Peccato che l’occidentalismo della gente per le strade del Cairo non abbia nulla a che vedere con il clima di libertà, secolarismo e progressismo che si respirava negli anni Sessanta, quando Nasser indicava con il suo panarabismo socialista una terza, ragionevole via che si sottraesse al letale gioco di potere della guerra fredda, rifiutando l’asservimento economico alle potenze straniere – basti pensare alla nazionalizzazione del Canale di Suez, la cui gestione venne strappata all’intesa franco-britannica (il che ricorda peraltro i tempi dell’Iran di Mossadeq che estrometteva gli inglesi dalla gestione delle proprie risorse petrolifere…ma questa è un’altra triste storia...). Insomma, a quei tempi, al Cairo il niqab era qualcosa come “il vestito della bisnonna che nessuno mette più”, mentre oggi è piuttosto “il vestito tenuto chiuso nell’armadio perché non si può più metterlo”… ma andiamo con ordine.
Una delle correnti islamiche che più di altre è da identificare con il fondamentalismo e l’ottuso conservatorismo religioso è certamente il wahabismo – imperante in Arabia Saudita: lì sì che trovereste rassicurante conferma a tutti gli stereotipi sul musulmano becero – che in Egitto così come in altri stati arabi fornisce sostentamento ideologico e materiale ad analoghe correnti (salvo poi entrarvi periodicamente in conflitto): ecco allora che mentre Nasser in seguito alla sconfitta nella guerra dei sei giorni con Israele insaccava il colpo che avrebbe segnato l’inizio del suo ineluttabile declino, i Fratelli Musulmani, da lui osteggiati, ebbero buon gioco a intraprendere campagne di propaganda fondamentalista intrisa di wahabismo che proponevano al popolo un’alternativa al nasserismo agonizzante.
Ed ecco spuntare qualche barba incolta, e qualche casaccone nero riesumato dall’armadio della bisnonna.

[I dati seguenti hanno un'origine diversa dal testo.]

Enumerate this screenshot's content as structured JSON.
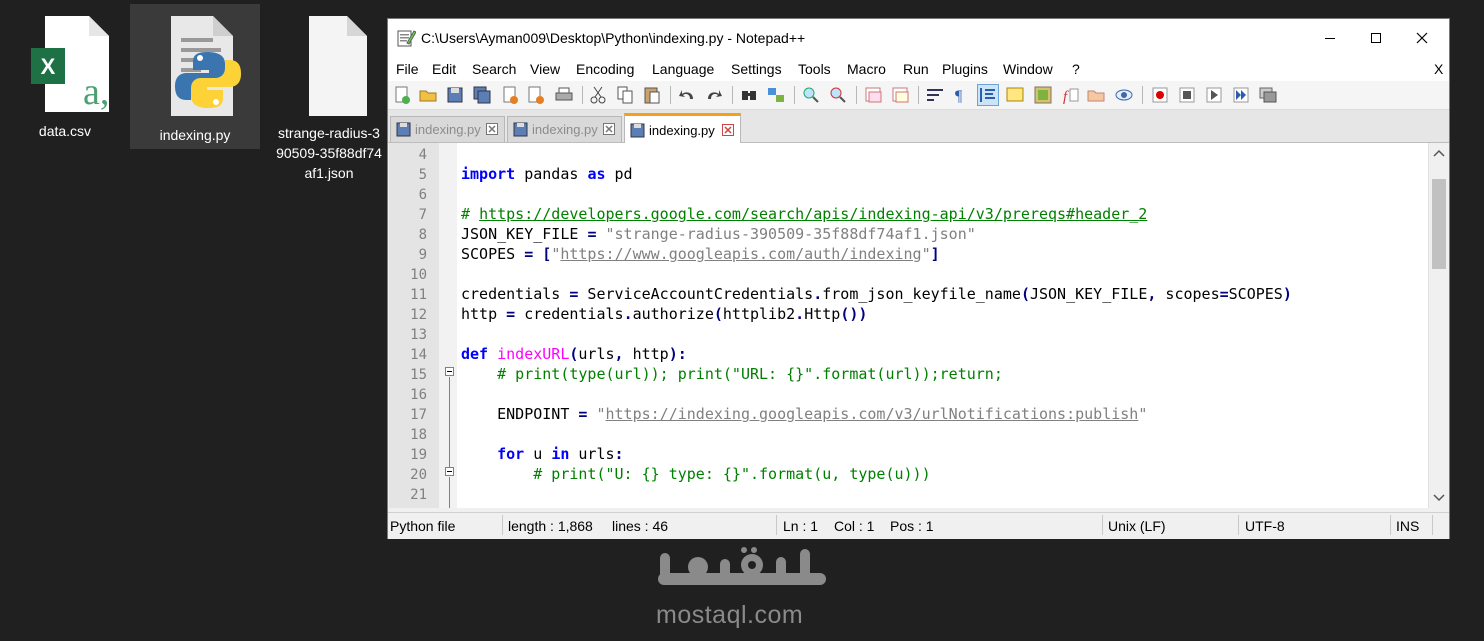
{
  "desktop": {
    "icons": [
      {
        "label": "data.csv",
        "icon": "excel-csv-icon"
      },
      {
        "label": "indexing.py",
        "icon": "python-file-icon",
        "selected": true
      },
      {
        "label_lines": [
          "strange-radius-3",
          "90509-35f88df74",
          "af1.json"
        ],
        "icon": "blank-file-icon"
      }
    ]
  },
  "window": {
    "title": "C:\\Users\\Ayman009\\Desktop\\Python\\indexing.py - Notepad++",
    "menu": [
      "File",
      "Edit",
      "Search",
      "View",
      "Encoding",
      "Language",
      "Settings",
      "Tools",
      "Macro",
      "Run",
      "Plugins",
      "Window",
      "?"
    ],
    "menu_close": "X",
    "tabs": [
      {
        "label": "indexing.py",
        "active": false
      },
      {
        "label": "indexing.py",
        "active": false
      },
      {
        "label": "indexing.py",
        "active": true
      }
    ]
  },
  "editor": {
    "line_numbers": [
      "4",
      "5",
      "6",
      "7",
      "8",
      "9",
      "10",
      "11",
      "12",
      "13",
      "14",
      "15",
      "16",
      "17",
      "18",
      "19",
      "20",
      "21"
    ]
  },
  "statusbar": {
    "file_type": "Python file",
    "length": "length : 1,868",
    "lines": "lines : 46",
    "ln": "Ln : 1",
    "col": "Col : 1",
    "pos": "Pos : 1",
    "eol": "Unix (LF)",
    "encoding": "UTF-8",
    "mode": "INS"
  },
  "watermark": {
    "text": "mostaql.com"
  },
  "colors": {
    "keyword": "#0000ff",
    "function_name": "#ff00ff",
    "comment": "#008000",
    "string": "#808080",
    "active_tab_accent": "#f6a01a"
  }
}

Con l’uscita di scena di Nasser, la Fratellanza proseguì la sua attività politica trovando nei suoi successori – Sadat, ma soprattutto Mubarak – degli avversari ben più tolleranti del loro illustre predecessore, e riuscendo ad espandersi, al punto che, in seguito alla primavera araba (alla quale peraltro non parteciparono che molto marginalmente) e alla conseguente deposizione di Mubarak, conquistarono addirittura il governo con Morsi. Ora, a chi vedeva con perplessità se non ostilità l’instaurazione di un regime fortemente islamizzato saltato opportunamente all’ultimo minuto sul carro della rivoluzione vincente, Morsi rispose promettendo un clima d’apertura verso lo sciismo (che però, ad onor del vero, nell’Egitto pur formalmente sunnita è sempre stato largamente accettato, essendo la tradizione rituale egiziana de facto tendente al sincretismo – basti pensare al notevole ammontare di moschee cairote destinate alla venerazione del parentado maomettano), nonché grande considerazione di copti e donne, per i quali sarebbero anche stati previsti cadreghini in governo…la tentazione di fidarsi era forte, insomma, e si era quasi pronti ad accettare il patto col diavolo…se non che Morsi non ha nemmeno avuto il tempo di mancare alle proprie promesse, in quanto al-Sisi, l’attuale presidente, se ne è sbarazzato con un golpe, instaurando un regime militare. Ed ecco che improvvisamente nessuno per strada può mostrarsi eccessivamente pio: i membri della Fratellanza vengono perseguitati, e le donne in niqab insultate e aggredite. Libertà…libertà d’Egitto, è proprio il caso di dirlo…affaire à suivre!